Институтский садовник превратил помещение в оранжерею. Он приносит к нам растения, вытесненные из других мест, и здесь чародействует с пакетиками удобрений и подкормок. Старику подарили кепку, которую он перекрасил чернилами. В этой кепке, символизирующей его преданность элегантности, в его латыни — он не называет цветы иначе, в его флирте с Катей — виден не он сам: древний одинокий человек, а лишь флюиды теплившейся в нем жизни, которые пронизывают его немощи потусторонним светом. «Ангел мой», — обращается он ласково к Кате и побеждает ее иронию смелостью относиться к словам буквально. «Вы опять не побрились… И купите себе, наконец, новую кепку!» — откликается Катя. Старик будет думать о новой кепке, как другие думают о своей карьере, мысли отразятся на его озорном лице серьезностью заботы и жестом прежней молодцеватости, пока вечером новая кепка не затеряется в соображениях: что лучше, чекушка или любовь ангела…
Я убежден, что мне известны все студенты, которые заслуживают того, чтобы их знали. Есть, по-видимому, и неизвестные мне, кто понял, что институт — это образовательная казарма, и однако смирился с этим, но заслуживающие того, чтобы их знали, не смиряются. Ими овладевает беспокойство, они перерывают институт до самого дна. Начинают с того, что читают стенгазеты всех факультетов, ходят на немыслимые заседания и задают преподавателям немыслимые вопросы: все шире круг их странствий, и наступает такой момент, когда сомнамбулическая физиономия сует голову из темного коридора к нам в редакцию — а тут-то кресла со львами, английские часы, трехметровая пальма поражает их, они застревают в дверях, и у меня достаточно времени, чтобы задать им вопрос: «С какого факультета?» или «У вас есть сигареты?»
Я знаю, о чем бы они ни начинали говорить, они всегда ожидают удобного момента, когда можно, наконец, сказать, какой это отвратительный институт, сказать в лицо и со всей убежденностью.
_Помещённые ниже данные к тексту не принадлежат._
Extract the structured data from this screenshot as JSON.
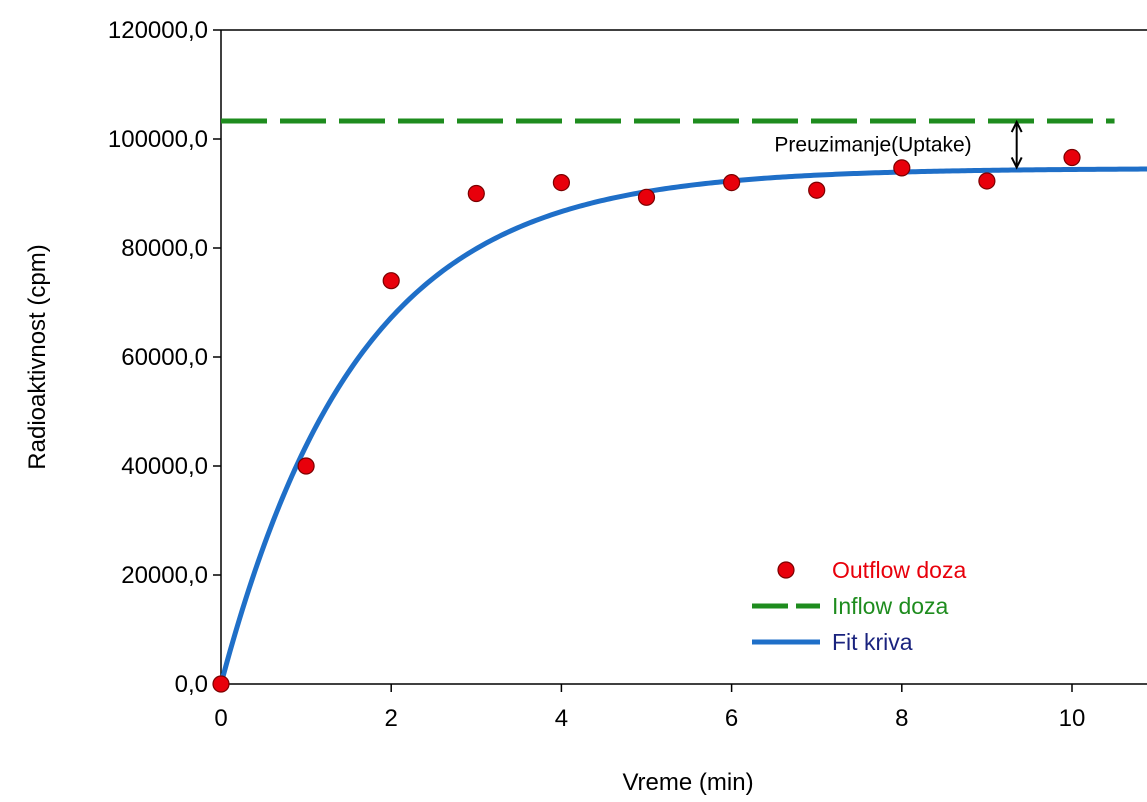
{
  "chart_data": {
    "type": "scatter",
    "xlabel": "Vreme (min)",
    "ylabel": "Radioaktivnost (cpm)",
    "xlim": [
      0,
      11
    ],
    "ylim": [
      0,
      120000
    ],
    "x_ticks": [
      0,
      2,
      4,
      6,
      8,
      10
    ],
    "x_tick_labels": [
      "0",
      "2",
      "4",
      "6",
      "8",
      "10"
    ],
    "y_ticks": [
      0,
      20000,
      40000,
      60000,
      80000,
      100000,
      120000
    ],
    "y_tick_labels": [
      "0,0",
      "20000,0",
      "40000,0",
      "60000,0",
      "80000,0",
      "100000,0",
      "120000,0"
    ],
    "grid": false,
    "legend_position": "bottom-right",
    "series": [
      {
        "name": "Outflow doza",
        "kind": "scatter",
        "color": "#e8000b",
        "x": [
          0,
          1,
          2,
          3,
          4,
          5,
          6,
          7,
          8,
          9,
          10
        ],
        "y": [
          0,
          40000,
          74000,
          90000,
          92000,
          89300,
          92000,
          90600,
          94700,
          92300,
          96600
        ]
      },
      {
        "name": "Inflow doza",
        "kind": "line-dashed",
        "color": "#1e8c1e",
        "x": [
          0,
          10.5
        ],
        "y": [
          103300,
          103300
        ]
      },
      {
        "name": "Fit kriva",
        "kind": "line",
        "color": "#1f6fc8",
        "model": {
          "form": "a*(1-exp(-b*x))",
          "a": 94600,
          "b": 0.62
        }
      }
    ],
    "annotations": [
      {
        "text": "Preuzimanje(Uptake)",
        "x": 9.35,
        "y_from": 94600,
        "y_to": 103300
      }
    ]
  }
}
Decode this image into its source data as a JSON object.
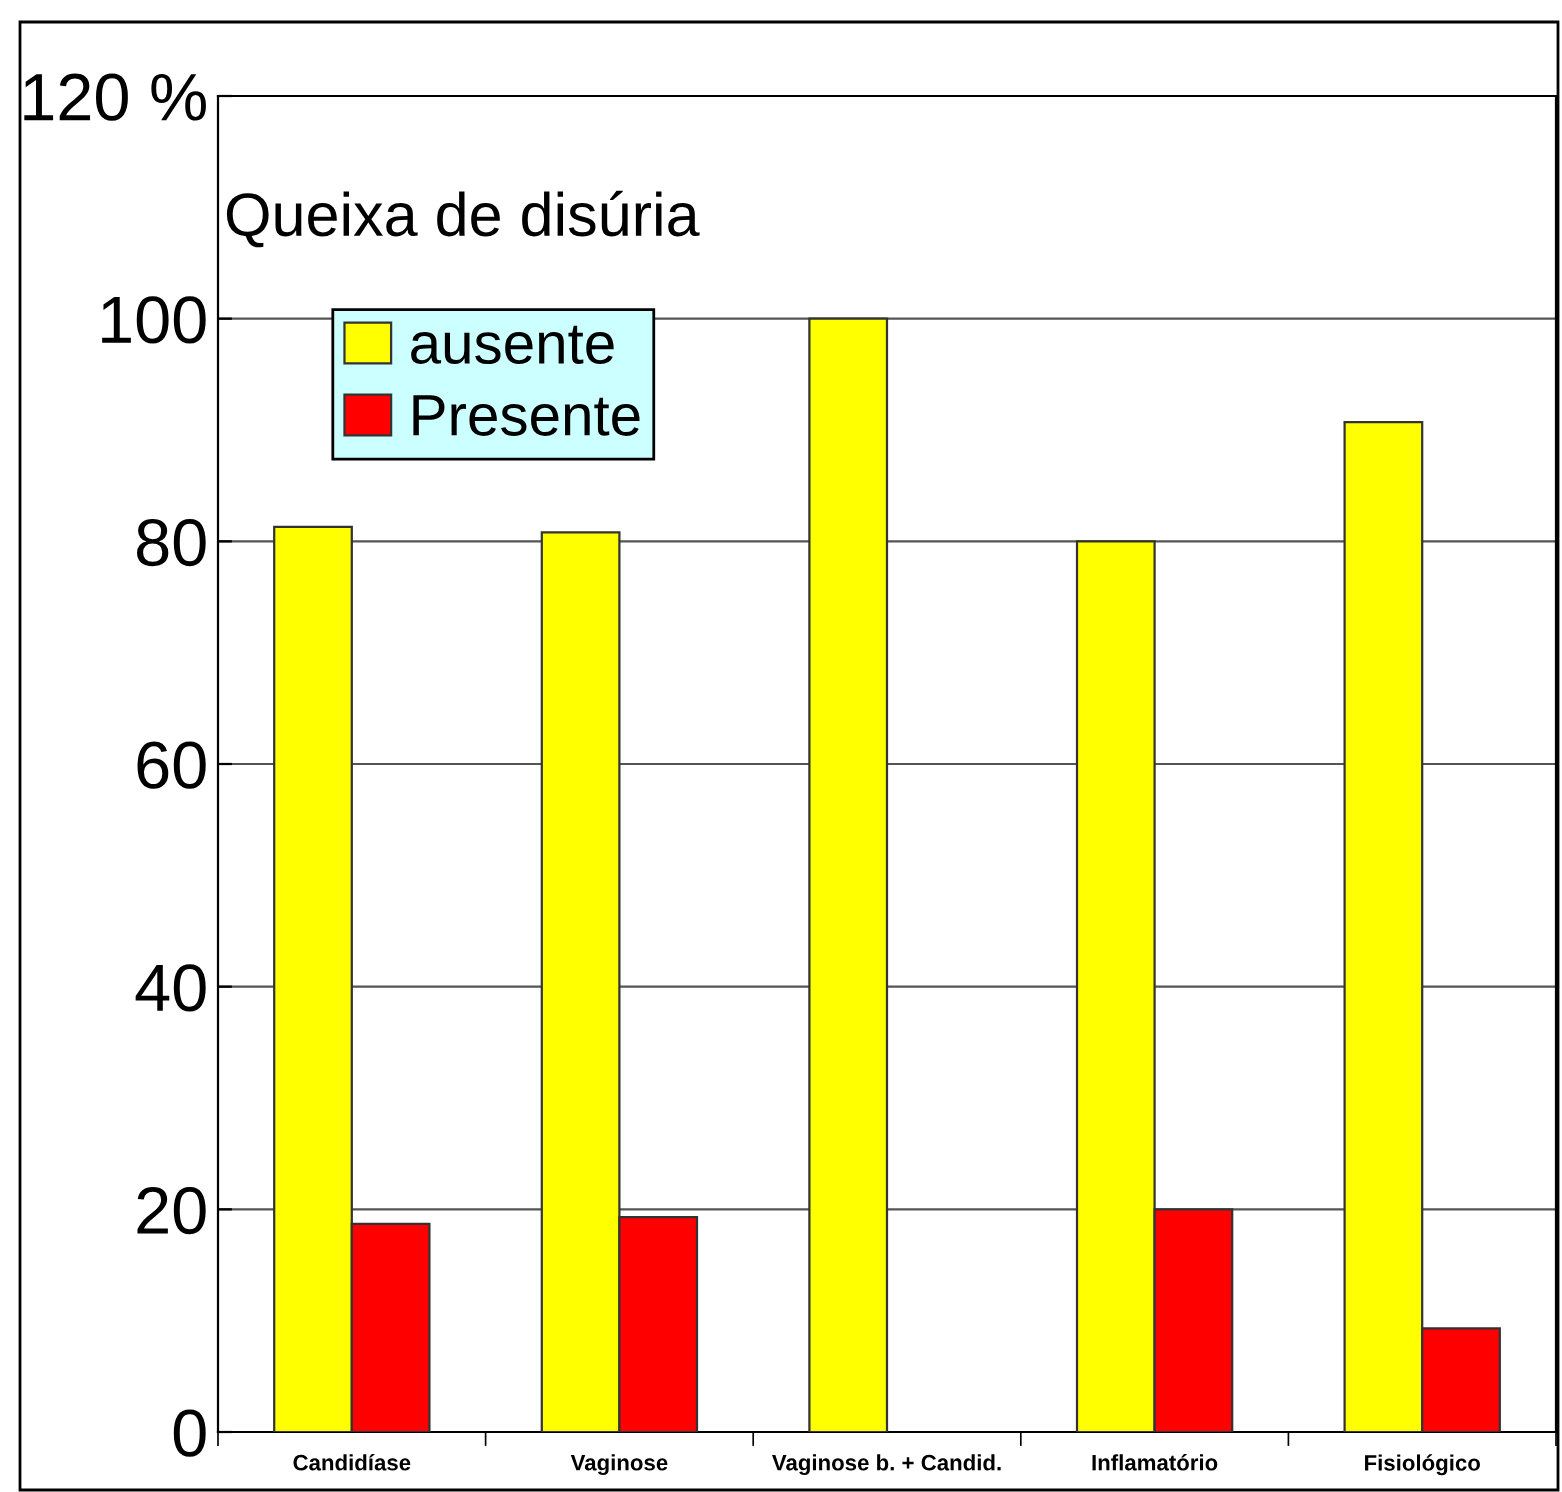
{
  "chart_data": {
    "type": "bar",
    "categories": [
      "Candidíase",
      "Vaginose",
      "Vaginose b. + Candid.",
      "Inflamatório",
      "Fisiológico"
    ],
    "series": [
      {
        "name": "ausente",
        "color": "#ffff00",
        "values": [
          81.3,
          80.8,
          100,
          80,
          90.7
        ]
      },
      {
        "name": "Presente",
        "color": "#ff0000",
        "values": [
          18.7,
          19.3,
          0,
          20,
          9.3
        ]
      }
    ],
    "ylim": [
      0,
      120
    ],
    "yticks": [
      0,
      20,
      40,
      60,
      80,
      100,
      {
        "value": 120,
        "label": "120 %"
      }
    ],
    "grid": "y",
    "legend": "top left",
    "annotations": [
      "Queixa de disúria"
    ]
  }
}
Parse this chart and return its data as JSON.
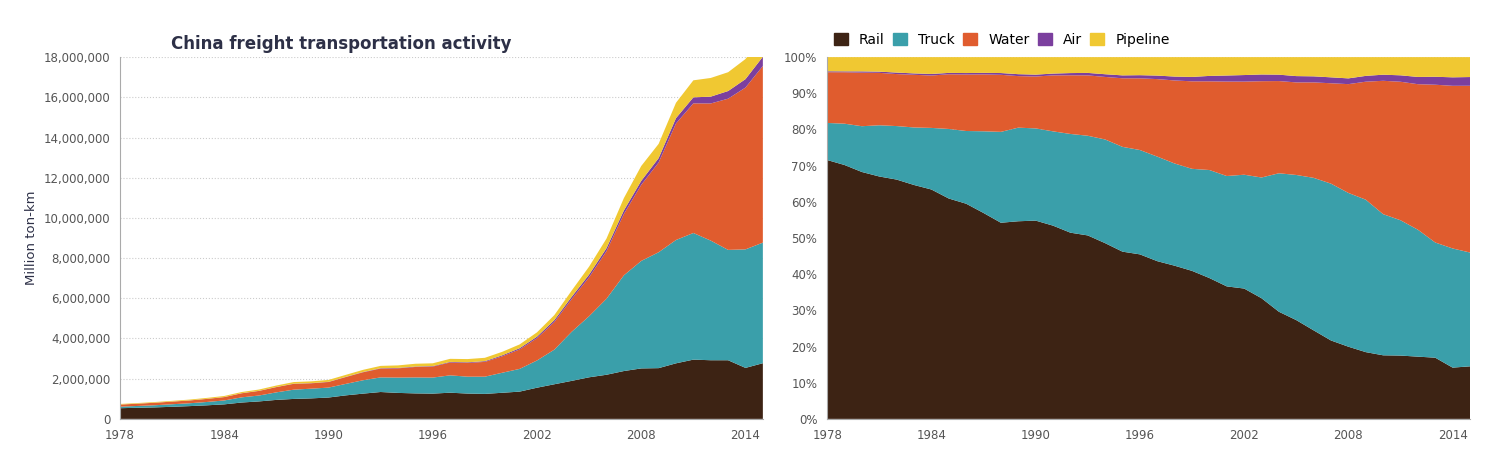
{
  "years": [
    1978,
    1979,
    1980,
    1981,
    1982,
    1983,
    1984,
    1985,
    1986,
    1987,
    1988,
    1989,
    1990,
    1991,
    1992,
    1993,
    1994,
    1995,
    1996,
    1997,
    1998,
    1999,
    2000,
    2001,
    2002,
    2003,
    2004,
    2005,
    2006,
    2007,
    2008,
    2009,
    2010,
    2011,
    2012,
    2013,
    2014,
    2015
  ],
  "rail": [
    530900,
    553000,
    571700,
    601100,
    635100,
    675000,
    722600,
    813900,
    868800,
    944900,
    993500,
    1019800,
    1062300,
    1170600,
    1257200,
    1337200,
    1292600,
    1267900,
    1257400,
    1302600,
    1259900,
    1243300,
    1299100,
    1356600,
    1551000,
    1722800,
    1891800,
    2069100,
    2195200,
    2380500,
    2510600,
    2524700,
    2764000,
    2948400,
    2918100,
    2917360,
    2536980,
    2769830
  ],
  "truck": [
    76000,
    90000,
    106000,
    127000,
    142000,
    166000,
    194000,
    256900,
    293600,
    374800,
    460400,
    483000,
    494000,
    571100,
    666600,
    726600,
    762700,
    794600,
    797600,
    863600,
    840700,
    857100,
    996300,
    1130200,
    1354600,
    1723300,
    2444400,
    3040000,
    3781400,
    4761300,
    5348500,
    5765500,
    6136600,
    6301200,
    5952800,
    5491860,
    5897660,
    5999790
  ],
  "water": [
    104000,
    112000,
    124000,
    130000,
    138000,
    152000,
    165000,
    202000,
    228000,
    261000,
    289000,
    266000,
    278000,
    339000,
    396000,
    440000,
    460000,
    520000,
    548000,
    640000,
    683000,
    735000,
    818000,
    967000,
    1108000,
    1375000,
    1628000,
    1939000,
    2367000,
    3048000,
    3784000,
    4462000,
    5798000,
    6449000,
    6823000,
    7523000,
    8050000,
    8790000
  ],
  "air": [
    2000,
    2000,
    3000,
    3000,
    4000,
    4000,
    5000,
    5000,
    6000,
    7000,
    9000,
    10000,
    10000,
    11000,
    15000,
    18000,
    20000,
    22000,
    24000,
    29000,
    32000,
    37000,
    50000,
    62000,
    78000,
    96000,
    113000,
    132000,
    150000,
    180000,
    200000,
    220000,
    265000,
    300000,
    340000,
    380000,
    420000,
    460000
  ],
  "pipeline": [
    29000,
    31000,
    33000,
    36000,
    41000,
    47000,
    53000,
    58300,
    64300,
    72300,
    80600,
    88000,
    93900,
    99700,
    107700,
    115100,
    125800,
    138400,
    138000,
    152500,
    160000,
    166300,
    173300,
    188300,
    213400,
    247800,
    309700,
    397500,
    476600,
    613600,
    739400,
    709500,
    764000,
    847100,
    929100,
    936000,
    1000000,
    1050000
  ],
  "colors": {
    "rail": "#3d2314",
    "truck": "#3a9faa",
    "water": "#e05c2e",
    "air": "#7b3f9e",
    "pipeline": "#f0c832"
  },
  "title": "China freight transportation activity",
  "ylabel": "Million ton-km",
  "ylim_max": 18000000,
  "yticks": [
    0,
    2000000,
    4000000,
    6000000,
    8000000,
    10000000,
    12000000,
    14000000,
    16000000,
    18000000
  ],
  "xticks": [
    1978,
    1984,
    1990,
    1996,
    2002,
    2008,
    2014
  ],
  "legend_labels": [
    "Rail",
    "Truck",
    "Water",
    "Air",
    "Pipeline"
  ],
  "background_color": "#ffffff",
  "title_color": "#2d3047",
  "tick_color": "#555555",
  "grid_color": "#cccccc",
  "spine_color": "#aaaaaa"
}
Я опережаю их.
— Не кажется ли вам, что наш институт похож на генерала в отставке, — с настоящим воодушевлением здесь проводят только юбилеи. Не кажется ли вам, что подлинным героем школы сейчас считается старая дева с седыми буклями и базедовой болезнью. Она инспирирует в детях высокое и платоническое отношение к прекрасному и разочаровывается до истерических припадков, как только любовь к высокому — а разве можно так вульгарно понимать высокое! — становится творческой страстью и готовностью к поступкам. Мне кажется, что анализ работы института будет плодотворным с точки зрения — да, сексуальности. Школа воспитывает не мужчин и женщин, а андрогенов, дезориентированных в самом глубоком смысле.